There was the year my dad woke my sister and me up in the middle of the night to go play in the snow. I must have been six or seven. I thought he was kidding, but he roused us out of bed, and we went outside and made snow angels in the moonlight while the flakes were still falling.

Maybe that same year, but definitely that same house (my memory is organized by houses), we lived on a great hill. We had a vast yard populated with fruit trees, evergreens, blackberries, and morning glories. Every night we watched the world roll away from the sun against the silhouette of the Snohomish Valley, Everett, and the Puget Sound beyond. The year that it snowed enough to cover everything and thickly ice the roads, my dad fashioned make-shift sleds out of carpet padding and thick plastic from the same carpet rolls, and we rode our scraps down the street on our hill for maybe half a mile before slowing down. It was our own rollercoaster ride as we sailed down the street, swept up in the middle where the road lifted just a bit. We flew. But not every year. Just that once.

In my memory, there were no other winters of significance until I was in college.

Already in Pennsylvania this year we have had three snow days, ushered in by three different frosty weather systems, and now this mean little dusting just when the temperatures began to tease us. None of this has been extraordinary or record setting. This last little gust shows that we may even have several more before the season is through. For me, much has changed.

Is anything so wonderful as waking up to the whole world washed white? What is more utterly transforming? Under a blanket of white, the ugliest city street is dazzling, even mine. There are no potholes. There are no oil stains. We almost cannot tell one covered car from another. Everything is leveled, but not to the ground. We are all elevated to beauty.

As a kid I had a strong sense of this. I had a strong connection to the wonder and magic of the world around me, and I understood that under such a covering of beauty all was forgiven. I suspect that this is a talent common to all children, who await the prospect of a snow day with almost as much anticipation as of a visit from Sana Clause. To a child, snow is grace.

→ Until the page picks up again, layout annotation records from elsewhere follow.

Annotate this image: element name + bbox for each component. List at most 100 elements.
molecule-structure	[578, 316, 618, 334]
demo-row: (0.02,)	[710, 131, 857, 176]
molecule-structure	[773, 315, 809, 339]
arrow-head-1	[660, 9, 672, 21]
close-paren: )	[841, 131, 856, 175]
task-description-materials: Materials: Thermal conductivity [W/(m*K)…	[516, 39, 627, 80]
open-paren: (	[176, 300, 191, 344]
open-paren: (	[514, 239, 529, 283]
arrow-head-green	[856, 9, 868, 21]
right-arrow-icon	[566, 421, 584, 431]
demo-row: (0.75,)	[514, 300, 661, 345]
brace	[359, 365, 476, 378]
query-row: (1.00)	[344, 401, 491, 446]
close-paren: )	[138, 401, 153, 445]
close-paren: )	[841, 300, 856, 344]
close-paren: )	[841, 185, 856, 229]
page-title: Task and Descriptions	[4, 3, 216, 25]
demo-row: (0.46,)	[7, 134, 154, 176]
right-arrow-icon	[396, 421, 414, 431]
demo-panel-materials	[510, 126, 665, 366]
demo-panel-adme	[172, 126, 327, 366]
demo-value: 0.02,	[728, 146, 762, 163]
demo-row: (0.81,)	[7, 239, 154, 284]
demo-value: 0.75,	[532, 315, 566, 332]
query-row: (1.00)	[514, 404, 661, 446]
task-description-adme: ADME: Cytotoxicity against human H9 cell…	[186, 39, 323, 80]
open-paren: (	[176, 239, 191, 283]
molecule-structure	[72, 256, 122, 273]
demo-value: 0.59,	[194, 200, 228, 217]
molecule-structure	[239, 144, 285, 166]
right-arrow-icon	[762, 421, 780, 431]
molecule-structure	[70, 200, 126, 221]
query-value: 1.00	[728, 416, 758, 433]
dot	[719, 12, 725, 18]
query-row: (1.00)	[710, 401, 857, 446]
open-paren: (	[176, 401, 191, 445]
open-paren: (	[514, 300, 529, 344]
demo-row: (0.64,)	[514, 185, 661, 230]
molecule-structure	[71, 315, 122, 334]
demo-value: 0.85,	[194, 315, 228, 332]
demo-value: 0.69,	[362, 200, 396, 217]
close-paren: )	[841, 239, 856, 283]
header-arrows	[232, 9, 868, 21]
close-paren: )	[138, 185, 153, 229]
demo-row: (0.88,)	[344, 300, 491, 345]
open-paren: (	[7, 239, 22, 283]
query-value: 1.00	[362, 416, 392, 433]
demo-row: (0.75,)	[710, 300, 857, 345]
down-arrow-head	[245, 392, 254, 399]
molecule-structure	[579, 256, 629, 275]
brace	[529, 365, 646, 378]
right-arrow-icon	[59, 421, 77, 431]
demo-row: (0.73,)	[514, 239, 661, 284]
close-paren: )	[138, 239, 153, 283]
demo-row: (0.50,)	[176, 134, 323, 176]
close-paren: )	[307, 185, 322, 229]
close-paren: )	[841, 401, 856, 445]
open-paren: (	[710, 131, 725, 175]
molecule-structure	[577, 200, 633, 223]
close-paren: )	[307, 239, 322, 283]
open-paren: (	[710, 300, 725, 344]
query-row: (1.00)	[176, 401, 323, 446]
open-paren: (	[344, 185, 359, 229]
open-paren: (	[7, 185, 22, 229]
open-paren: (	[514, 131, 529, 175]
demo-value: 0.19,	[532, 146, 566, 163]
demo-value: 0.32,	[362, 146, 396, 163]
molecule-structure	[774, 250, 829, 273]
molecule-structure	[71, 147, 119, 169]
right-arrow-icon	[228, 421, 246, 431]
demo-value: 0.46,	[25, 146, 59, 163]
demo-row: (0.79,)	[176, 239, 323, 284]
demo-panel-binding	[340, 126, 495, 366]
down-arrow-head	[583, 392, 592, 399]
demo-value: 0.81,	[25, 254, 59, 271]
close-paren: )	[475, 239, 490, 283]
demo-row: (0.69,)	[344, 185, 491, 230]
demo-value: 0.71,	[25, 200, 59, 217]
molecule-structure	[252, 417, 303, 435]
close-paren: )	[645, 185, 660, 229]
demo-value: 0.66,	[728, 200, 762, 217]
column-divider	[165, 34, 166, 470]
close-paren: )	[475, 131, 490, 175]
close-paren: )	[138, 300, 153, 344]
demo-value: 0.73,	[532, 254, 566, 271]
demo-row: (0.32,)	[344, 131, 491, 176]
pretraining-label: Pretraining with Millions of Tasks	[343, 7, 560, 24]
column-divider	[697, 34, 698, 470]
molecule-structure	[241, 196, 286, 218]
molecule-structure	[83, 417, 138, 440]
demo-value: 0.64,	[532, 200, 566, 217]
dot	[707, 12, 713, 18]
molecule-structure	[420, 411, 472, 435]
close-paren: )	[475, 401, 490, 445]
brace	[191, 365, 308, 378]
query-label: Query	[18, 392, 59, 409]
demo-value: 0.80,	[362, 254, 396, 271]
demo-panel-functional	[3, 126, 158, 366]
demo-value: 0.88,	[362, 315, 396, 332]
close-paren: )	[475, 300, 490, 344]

Here’s the thing I am wrestling with: I now hate snow. I hate it! I am old, and crabby, and when the weather man says there is a storm coming, I let my head fall back, and I slump defeatedly, thinking, “Oh, great!” There is no very good reason for my negativity about this- I don’t even have to leave my house. I don’t even have to dig my car out (well, not for a morning commute, anyways). Immediately, my mind recalculates the to-do list for the coming day, factoring in things like, shovel the walk, clean up puddles of water, extra laundry (drying, mostly), and pondering the question, “Do we have enough milk?” Forget angels. Forget roller coasters. Forget a day off. Forget being let off the hook. Forget the forgiveness offered by a snow day. Instead, I will be up early, digging myself out of a dark parking space, and when I am done with that, I will find a chair or a garbage can to use in place of a bright orange cone, and I will mark what’s mine.

You know you are officially old at heart when you are irritated by snow. Because you have to get up in it, and function in it, and the magic of it all is lost on you. But I have to attest that at this moment there are, outside my window, the most voluptuous mountains of snow that have been plowed aside (for the convenience of the grownups, mind you) which have been tunneled through again and again by all warring factions of neighborhood kids in relative harmony as they carved out caves together in the parking lot. It’s a little secret city. A little magic right here on J— Street.